Menacés d’expulsion avant le 28 février 2026 par les autorités cambodgiennes, plus de 600 ressortissants kenyans affirment ne pas avoir les moyens financiers de rentrer dans leur pays. Selon les documents judiciaires, ils risqueraient des poursuites et une peine d’emprisonnement s’ils ne quittent pas le territoire dans les délais fixés.

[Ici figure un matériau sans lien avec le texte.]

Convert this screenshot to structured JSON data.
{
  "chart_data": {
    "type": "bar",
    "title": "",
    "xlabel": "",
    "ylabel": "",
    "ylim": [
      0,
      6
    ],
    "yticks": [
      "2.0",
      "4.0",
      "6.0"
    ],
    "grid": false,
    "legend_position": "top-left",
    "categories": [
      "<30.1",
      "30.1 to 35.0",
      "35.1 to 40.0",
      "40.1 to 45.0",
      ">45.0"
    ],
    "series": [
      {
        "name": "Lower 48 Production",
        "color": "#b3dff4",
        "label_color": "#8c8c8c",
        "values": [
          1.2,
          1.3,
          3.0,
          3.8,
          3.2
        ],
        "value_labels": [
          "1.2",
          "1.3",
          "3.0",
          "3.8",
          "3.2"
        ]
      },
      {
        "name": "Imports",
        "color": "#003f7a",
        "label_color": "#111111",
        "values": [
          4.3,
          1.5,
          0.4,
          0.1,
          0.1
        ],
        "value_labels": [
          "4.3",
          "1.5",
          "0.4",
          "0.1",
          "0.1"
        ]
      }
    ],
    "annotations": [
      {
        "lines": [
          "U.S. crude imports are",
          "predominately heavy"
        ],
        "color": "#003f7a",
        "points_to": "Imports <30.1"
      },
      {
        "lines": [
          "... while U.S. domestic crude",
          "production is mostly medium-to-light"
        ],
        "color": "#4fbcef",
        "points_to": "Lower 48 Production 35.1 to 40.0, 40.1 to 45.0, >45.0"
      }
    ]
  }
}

Face à cette situation, le groupe a saisi la Haute Cour du Kenya pour demander des mesures urgentes. Les plaignants réclament une assistance consulaire immédiate, la délivrance de documents de voyage d’urgence ainsi que l’organisation de leur rapatriement par le gouvernement kényan.
Dans leur requête, ils invoquent les dispositions constitutionnelles protégeant les citoyens contre la torture, l’esclavage et les traitements inhumains. Ils estiment que l’État kényan a le devoir d’intervenir pour protéger ses ressortissants à l’étranger.
Les Kenyans affirment avoir été attirés au Cambodge par des promesses d’emploi. À leur arrivée, ils auraient été retenus contre leur volonté dans un complexe sécurisé, entouré de hauts murs et de barbelés, les empêchant de fuir.
Selon les documents déposés devant la justice, une opération des autorités cambodgiennes aurait provoqué la fuite des responsables présumés du site. Depuis, le groupe affirme se cacher dans un refuge local, confronté à un manque de nourriture et à des besoins médicaux urgents.
Il n’est pas clairement établi si les victimes étaient contraintes de travailler dans des centres liés à la cyberfraude. Ces dernières semaines, plusieurs structures de ce type ont été démantelées au Cambodge, dans un contexte d’expansion des réseaux frauduleux en Asie du Sud-Est.
Contactée, une porte-parole du ministère kényan des Affaires étrangères a déclaré ne pas être informée de cette affaire. De son côté, le ministère cambodgien de l’Intérieur n’a pas réagi dans l’immédiat.